Despite hundreds of professional colleges, both private and government, coming up and marketing attractive courses through exhibitions, counselling sessions, hoardings and other advertisement blitz besides public shows, humanities and pure science courses prove a major attraction, particularly among students from poor families.

This is evident by a large number of students opting for arts and science courses in various city colleges this year, much to the delight of heads of these colleges.

With the Plus Two examination results announced, students queued up at different colleges in the city seeking admission to a course of their choice. The demand for arts courses could be gauged from the fact that in some reputed colleges, police had to be called to regulate the crowd.

Applications seeking admission to arts and science colleges were received in large numbers in Tiruchi, say heads of the college. They believe the courses are low price, consume lesser time than professional courses for study and provide greater employability.

With the demand for engineering courses on the wane, arts and science courses are the preferred choice of many young students. Many students pursue these courses while simultaneously preparing for banking or civil service examinations, say college heads.

While conventional courses such as Commerce, Mathematics, Physics, and Chemistry have many takers, demand for other courses such as English literature and Computer Science is encouraging. Geology, Hotel Management, Fashion Technology, Biotechnology and Nutrition and Dietetics are in demand.

K. Anbarasu, principal, National College, said that this year the most popular courses chosen by students were B.Sc. Mathematics, B.Sc. Physics, and B.Sc. Chemistry.

A surprise factor has been the increase in the intake for B.Sc. Geology course in the college. As usual, the seats for B.Com are almost filled up, he said. At Seethalakshmi Ramaswami College, there was an overwhelming response for B.A. English Literature in addition to core courses such as B.Sc. Mathematics, B.Sc. Physics, B.Sc. Chemistry, and B.Com.

According to Kanaka Bhashyam, principal of the college, the demand for English was because of bright prospects for placement opportunities.

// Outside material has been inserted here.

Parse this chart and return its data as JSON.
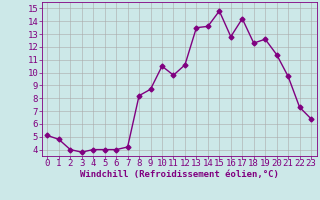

“While many students are opting for the course, we ensure that only those with basic skills in English language are admitted to the course. We identify students’ talents for other courses,” says the principal.

Seats for courses such as B.A. Economics and B.A. Tamil Literature have been filled up, she adds.

Students seem to know what they want. Many have carefully analysed the courses far earlier. They apply only for specific courses best suited to their interest and talent, says A.M. Mohamed Sindhasha, principal, Jamal Mohamed College. He says there are many takers for B.Sc. Hotel Management, B.Sc. Fashion Technology, B.Sc. Biotechnology, and B.Sc. Nutrition and Dietetics. It is a very positive trend, he adds.

K. Easwari, whose father S. Kathiresan is a civic worker, says arts and science colleges alone cater to the need of the students from poor families. With a mark tally of 945 in the Plus Two examinations, she has found fashion technology to be an attractive course. “Everything is hassle-free – right from admission to academic syllabus.

A few colleges provide concessions in tuition and other fees,” she says with confidence.

Meanwhile, parents, students and arts college managements are in a quandary over the delay in the publication of the CBSE class XII results. While the Plus Two public examination results released on May 9, the CBSE results are yet to be announced, much to the concern of students and parents.

“As the seats in colleges are filled up on ‘first come first served’ basis, the late comers will not be able to get admission to core courses of their choice. This is a big worry for the parents,” says S. Kesavan of Woraiyur whose daughter is awaiting the CBSE results.